Luckily, there is legislation in work to alleviate the effect of these oppressive policies on skilled immigrants whose only detractor in the eyes of the US immigration system is their birthplace. On February 7th, 2019, Republican senator Mike Lee and Democratic senator and presidential hopeful Kamala Harris introduced the Fairness for High-Skilled Immigrants Act in the Senate. The bill would remove the per-country cap for employment based green cards as well asraise the per-country limit from 7% to 15% for family-based immigrants. An equivalent bill was proposed in the House of Representatives by Congresswoman Zoe Logfren, a democrat from California and Congressman Ken Buck, a Republican from Colorado. It is important to note that Representatives Logfren and Buck are the chair and ranking member (respectively) on the House Immigration and Citizenship subcommittee, granting them the power to bypass committee process and present the bill to House Speaker Nancy Pelosi’s approval to move the bill to the house floor for an official vote. Legislation of this nature has been produced several times in the past with strong bipartisan support for its premise of equalizing the playing field for highly skilled international workers buthas been stalled for years until this month’s reintroduction.

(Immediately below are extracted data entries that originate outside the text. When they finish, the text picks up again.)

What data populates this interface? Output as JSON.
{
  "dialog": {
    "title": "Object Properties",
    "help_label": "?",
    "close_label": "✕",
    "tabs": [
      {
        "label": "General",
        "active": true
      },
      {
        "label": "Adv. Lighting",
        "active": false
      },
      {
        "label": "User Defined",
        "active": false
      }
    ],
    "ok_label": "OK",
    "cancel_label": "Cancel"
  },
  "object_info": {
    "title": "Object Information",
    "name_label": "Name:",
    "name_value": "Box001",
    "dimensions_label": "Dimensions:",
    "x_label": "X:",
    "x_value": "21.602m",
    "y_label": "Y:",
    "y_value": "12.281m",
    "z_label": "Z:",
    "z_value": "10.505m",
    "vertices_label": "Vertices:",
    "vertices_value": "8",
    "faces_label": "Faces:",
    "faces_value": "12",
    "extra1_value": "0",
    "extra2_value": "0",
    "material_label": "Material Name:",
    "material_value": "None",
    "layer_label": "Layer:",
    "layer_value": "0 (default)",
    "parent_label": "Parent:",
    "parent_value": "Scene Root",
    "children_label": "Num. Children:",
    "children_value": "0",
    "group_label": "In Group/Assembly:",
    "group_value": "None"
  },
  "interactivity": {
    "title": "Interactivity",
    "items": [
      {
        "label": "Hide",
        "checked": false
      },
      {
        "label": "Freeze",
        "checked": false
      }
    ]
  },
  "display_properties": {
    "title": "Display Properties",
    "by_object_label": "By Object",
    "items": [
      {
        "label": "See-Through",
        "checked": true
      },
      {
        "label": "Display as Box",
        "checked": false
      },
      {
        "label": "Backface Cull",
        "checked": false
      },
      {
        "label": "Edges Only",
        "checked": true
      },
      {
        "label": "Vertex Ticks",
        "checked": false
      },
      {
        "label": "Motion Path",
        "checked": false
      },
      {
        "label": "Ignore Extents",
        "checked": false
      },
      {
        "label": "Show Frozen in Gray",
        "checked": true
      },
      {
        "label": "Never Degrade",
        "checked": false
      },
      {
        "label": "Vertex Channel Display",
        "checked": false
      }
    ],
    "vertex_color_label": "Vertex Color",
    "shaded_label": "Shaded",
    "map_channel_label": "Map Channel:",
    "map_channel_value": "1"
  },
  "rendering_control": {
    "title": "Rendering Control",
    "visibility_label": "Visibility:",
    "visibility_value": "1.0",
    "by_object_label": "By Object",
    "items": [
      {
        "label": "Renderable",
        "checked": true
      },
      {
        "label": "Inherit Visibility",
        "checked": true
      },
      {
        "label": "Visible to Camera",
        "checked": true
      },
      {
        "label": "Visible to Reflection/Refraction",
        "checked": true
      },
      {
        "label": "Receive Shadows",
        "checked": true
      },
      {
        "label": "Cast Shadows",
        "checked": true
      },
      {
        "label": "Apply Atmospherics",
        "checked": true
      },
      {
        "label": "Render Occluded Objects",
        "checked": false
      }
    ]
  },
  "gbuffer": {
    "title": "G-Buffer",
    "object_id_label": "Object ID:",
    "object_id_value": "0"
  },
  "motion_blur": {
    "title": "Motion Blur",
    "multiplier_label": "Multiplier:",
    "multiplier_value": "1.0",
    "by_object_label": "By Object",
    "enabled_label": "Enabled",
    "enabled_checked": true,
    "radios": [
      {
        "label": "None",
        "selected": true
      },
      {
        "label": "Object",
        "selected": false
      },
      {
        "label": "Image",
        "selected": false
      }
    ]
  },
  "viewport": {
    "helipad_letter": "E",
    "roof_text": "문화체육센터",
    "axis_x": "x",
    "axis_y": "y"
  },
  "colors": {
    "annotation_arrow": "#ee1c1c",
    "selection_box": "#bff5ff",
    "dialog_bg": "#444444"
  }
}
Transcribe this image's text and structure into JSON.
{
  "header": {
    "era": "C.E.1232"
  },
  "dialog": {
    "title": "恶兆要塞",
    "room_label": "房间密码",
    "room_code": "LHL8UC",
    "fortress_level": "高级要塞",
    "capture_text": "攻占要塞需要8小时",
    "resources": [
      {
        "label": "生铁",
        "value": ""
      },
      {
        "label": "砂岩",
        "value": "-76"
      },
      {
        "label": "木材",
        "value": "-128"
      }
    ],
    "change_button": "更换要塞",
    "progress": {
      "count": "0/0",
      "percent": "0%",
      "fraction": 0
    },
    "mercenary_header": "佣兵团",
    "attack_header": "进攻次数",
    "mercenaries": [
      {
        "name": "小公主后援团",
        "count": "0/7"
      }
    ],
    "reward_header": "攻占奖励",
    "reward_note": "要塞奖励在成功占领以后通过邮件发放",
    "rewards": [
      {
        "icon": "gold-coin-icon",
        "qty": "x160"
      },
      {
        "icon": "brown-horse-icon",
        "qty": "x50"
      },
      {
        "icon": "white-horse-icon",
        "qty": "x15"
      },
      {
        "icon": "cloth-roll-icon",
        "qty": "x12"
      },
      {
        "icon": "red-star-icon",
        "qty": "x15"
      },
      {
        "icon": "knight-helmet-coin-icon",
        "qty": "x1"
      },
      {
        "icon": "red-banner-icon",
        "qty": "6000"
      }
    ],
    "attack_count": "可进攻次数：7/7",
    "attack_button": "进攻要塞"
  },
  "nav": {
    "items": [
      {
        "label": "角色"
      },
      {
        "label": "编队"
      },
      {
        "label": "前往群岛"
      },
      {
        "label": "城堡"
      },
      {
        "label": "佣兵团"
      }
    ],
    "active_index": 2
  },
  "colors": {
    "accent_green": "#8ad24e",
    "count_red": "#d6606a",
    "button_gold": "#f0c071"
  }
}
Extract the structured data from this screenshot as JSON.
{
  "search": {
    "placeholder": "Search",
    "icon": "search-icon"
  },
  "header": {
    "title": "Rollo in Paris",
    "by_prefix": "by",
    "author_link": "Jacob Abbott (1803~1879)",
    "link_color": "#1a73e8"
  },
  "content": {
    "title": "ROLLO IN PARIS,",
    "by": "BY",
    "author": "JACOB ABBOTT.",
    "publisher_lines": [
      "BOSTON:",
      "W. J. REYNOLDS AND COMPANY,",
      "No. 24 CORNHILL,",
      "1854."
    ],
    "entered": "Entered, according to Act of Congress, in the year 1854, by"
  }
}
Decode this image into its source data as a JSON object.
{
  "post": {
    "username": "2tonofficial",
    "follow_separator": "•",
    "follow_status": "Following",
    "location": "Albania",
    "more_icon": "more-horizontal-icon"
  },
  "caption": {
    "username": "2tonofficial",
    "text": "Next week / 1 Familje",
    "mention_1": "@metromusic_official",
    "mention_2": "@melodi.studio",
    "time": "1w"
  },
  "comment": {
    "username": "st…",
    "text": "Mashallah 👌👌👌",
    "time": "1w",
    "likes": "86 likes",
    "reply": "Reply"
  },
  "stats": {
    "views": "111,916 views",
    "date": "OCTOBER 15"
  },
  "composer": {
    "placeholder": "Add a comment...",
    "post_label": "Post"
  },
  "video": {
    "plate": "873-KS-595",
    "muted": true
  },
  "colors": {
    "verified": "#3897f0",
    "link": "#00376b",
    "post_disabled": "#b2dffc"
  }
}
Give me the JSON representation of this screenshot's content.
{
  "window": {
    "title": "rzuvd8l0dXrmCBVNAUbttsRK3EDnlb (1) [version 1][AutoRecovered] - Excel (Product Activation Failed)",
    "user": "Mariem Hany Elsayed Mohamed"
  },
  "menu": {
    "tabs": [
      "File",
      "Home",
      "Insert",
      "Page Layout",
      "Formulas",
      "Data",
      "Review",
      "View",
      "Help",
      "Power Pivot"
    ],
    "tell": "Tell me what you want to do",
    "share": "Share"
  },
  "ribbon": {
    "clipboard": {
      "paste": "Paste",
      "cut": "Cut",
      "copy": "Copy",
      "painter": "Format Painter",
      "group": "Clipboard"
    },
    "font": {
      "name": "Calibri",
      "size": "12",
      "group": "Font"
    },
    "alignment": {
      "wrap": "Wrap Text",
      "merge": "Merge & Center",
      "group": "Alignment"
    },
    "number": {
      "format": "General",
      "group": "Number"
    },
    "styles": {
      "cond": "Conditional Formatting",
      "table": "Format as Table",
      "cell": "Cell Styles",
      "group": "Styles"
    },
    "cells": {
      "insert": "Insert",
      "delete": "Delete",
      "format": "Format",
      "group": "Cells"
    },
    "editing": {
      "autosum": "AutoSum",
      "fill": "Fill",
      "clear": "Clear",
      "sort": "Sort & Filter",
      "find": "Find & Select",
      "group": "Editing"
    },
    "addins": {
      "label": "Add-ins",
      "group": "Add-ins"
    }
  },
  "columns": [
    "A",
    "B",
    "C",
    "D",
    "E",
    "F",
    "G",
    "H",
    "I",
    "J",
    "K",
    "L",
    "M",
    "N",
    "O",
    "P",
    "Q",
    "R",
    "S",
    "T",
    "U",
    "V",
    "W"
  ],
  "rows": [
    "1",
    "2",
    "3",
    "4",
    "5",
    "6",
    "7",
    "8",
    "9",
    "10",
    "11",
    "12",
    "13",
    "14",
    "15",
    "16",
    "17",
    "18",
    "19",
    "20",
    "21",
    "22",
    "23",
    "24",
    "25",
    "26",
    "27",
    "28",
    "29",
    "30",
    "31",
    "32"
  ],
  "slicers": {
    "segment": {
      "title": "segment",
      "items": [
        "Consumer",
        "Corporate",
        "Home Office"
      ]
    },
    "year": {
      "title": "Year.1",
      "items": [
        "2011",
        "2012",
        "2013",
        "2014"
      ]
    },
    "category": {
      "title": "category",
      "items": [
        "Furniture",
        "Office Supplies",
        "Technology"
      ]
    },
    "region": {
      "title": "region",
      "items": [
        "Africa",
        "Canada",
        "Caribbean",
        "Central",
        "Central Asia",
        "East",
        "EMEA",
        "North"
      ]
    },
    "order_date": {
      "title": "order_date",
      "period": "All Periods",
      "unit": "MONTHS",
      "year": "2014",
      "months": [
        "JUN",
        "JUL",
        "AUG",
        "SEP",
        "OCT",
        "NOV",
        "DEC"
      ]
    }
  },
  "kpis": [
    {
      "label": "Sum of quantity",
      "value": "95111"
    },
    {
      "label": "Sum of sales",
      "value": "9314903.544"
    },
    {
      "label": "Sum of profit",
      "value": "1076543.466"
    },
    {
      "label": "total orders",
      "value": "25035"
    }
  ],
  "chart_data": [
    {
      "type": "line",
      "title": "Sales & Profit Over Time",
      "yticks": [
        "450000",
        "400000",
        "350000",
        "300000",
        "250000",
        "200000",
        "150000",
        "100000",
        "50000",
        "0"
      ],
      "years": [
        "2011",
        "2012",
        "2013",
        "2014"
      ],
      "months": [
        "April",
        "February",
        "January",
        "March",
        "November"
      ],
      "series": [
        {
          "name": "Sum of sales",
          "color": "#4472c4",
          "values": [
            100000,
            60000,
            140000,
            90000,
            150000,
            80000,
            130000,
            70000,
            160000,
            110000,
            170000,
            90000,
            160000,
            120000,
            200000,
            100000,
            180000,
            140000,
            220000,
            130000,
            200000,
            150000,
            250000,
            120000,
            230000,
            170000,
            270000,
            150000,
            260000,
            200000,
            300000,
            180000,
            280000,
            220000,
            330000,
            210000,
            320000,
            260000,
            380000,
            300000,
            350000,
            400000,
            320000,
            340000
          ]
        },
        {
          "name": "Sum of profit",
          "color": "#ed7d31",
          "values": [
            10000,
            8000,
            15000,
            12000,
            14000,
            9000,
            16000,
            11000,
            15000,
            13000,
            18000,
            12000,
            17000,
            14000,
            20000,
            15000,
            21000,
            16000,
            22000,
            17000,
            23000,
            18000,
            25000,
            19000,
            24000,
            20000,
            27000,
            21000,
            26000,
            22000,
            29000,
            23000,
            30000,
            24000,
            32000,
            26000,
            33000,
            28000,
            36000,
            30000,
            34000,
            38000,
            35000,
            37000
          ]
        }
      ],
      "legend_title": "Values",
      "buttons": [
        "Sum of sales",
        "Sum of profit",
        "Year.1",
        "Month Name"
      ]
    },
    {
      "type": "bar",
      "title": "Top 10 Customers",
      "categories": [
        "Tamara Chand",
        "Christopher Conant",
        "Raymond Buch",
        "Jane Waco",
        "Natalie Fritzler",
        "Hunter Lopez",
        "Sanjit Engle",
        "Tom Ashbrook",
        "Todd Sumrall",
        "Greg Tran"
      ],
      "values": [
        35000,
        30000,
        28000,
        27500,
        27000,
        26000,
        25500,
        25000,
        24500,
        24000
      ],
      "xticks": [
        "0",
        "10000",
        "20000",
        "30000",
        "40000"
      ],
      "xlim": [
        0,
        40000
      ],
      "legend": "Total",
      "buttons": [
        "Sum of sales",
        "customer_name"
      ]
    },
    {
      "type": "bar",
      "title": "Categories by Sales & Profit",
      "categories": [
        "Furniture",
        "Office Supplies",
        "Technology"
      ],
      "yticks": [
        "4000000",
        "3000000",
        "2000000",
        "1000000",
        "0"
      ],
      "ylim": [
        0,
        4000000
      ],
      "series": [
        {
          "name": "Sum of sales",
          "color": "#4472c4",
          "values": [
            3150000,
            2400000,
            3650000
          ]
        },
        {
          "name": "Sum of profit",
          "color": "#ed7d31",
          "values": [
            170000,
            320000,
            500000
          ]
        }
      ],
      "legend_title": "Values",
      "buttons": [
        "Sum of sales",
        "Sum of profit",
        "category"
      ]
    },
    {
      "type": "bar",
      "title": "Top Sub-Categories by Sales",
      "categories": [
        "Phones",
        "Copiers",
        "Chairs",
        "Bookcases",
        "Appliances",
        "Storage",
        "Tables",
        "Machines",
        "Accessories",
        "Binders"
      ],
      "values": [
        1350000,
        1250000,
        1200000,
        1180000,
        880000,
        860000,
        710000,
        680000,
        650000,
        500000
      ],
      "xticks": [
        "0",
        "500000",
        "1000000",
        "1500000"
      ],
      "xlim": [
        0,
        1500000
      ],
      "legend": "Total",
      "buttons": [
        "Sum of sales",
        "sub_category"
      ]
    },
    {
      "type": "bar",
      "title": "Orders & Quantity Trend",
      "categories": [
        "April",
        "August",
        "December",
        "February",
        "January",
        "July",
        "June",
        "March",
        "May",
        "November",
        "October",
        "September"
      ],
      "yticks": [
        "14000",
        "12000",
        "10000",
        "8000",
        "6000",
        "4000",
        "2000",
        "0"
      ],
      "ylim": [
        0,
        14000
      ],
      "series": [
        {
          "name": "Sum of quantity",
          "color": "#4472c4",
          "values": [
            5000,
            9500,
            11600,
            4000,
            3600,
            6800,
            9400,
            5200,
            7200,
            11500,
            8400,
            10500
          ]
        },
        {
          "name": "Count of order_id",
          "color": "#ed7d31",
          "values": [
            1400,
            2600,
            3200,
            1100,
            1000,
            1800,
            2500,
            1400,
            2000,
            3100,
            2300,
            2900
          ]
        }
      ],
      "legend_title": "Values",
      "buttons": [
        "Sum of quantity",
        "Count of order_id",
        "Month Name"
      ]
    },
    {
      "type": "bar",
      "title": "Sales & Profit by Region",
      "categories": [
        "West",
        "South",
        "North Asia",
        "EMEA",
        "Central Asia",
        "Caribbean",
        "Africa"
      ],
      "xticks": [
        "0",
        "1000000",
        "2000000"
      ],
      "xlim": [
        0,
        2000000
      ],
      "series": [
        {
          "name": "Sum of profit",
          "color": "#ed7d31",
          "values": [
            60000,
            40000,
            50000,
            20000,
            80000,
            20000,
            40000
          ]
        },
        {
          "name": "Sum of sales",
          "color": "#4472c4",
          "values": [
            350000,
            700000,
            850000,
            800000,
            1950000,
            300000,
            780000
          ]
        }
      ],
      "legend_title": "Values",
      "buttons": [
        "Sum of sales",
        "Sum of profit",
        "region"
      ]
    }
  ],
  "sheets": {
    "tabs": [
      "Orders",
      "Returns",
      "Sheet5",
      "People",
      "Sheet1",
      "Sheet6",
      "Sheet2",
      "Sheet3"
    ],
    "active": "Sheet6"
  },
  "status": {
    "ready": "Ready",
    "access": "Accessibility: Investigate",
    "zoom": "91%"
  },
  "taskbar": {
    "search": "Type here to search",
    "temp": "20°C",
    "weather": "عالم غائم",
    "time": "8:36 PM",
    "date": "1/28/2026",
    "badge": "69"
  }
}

The Potential Outcome For Affected Immigrants

As of 2019, the United States presently makes 140,000 permanent resident cards available annually to employment-based immigrants. Under current immigration laws, no more than 7% of these green cards are allotted to nationals of a single country. This blanket provision does not account for the fact that many countries are more populous than others and inadvertently hurts immigrants with a high level of education from countries like China or the Philippines. The recently introduced legislation would attempt to lessen the pressure on these talented immigrants and strong potential contributors to the US economy by eliminating per country quotas on work based green cards and expanding the cap on family visas. The bill also includes provisions that address potential criticisms and protects immigrants already in queue for legal permanent residence status. There is a provision in the Fairness for High-Skilled Immigrants Act which ensures that no one who is the beneficiary of an employment-based immigrant visa approved prior to the bill’s enactment will receive their visa later than if it had not been enacted.


Conclusion

The new bill is a promising piece of legislations that stands to improve the fairness of immigration procedures for highly skilled immigrants as well as indirectly boosting the American economy by facilitating the recruitment of talented international workers.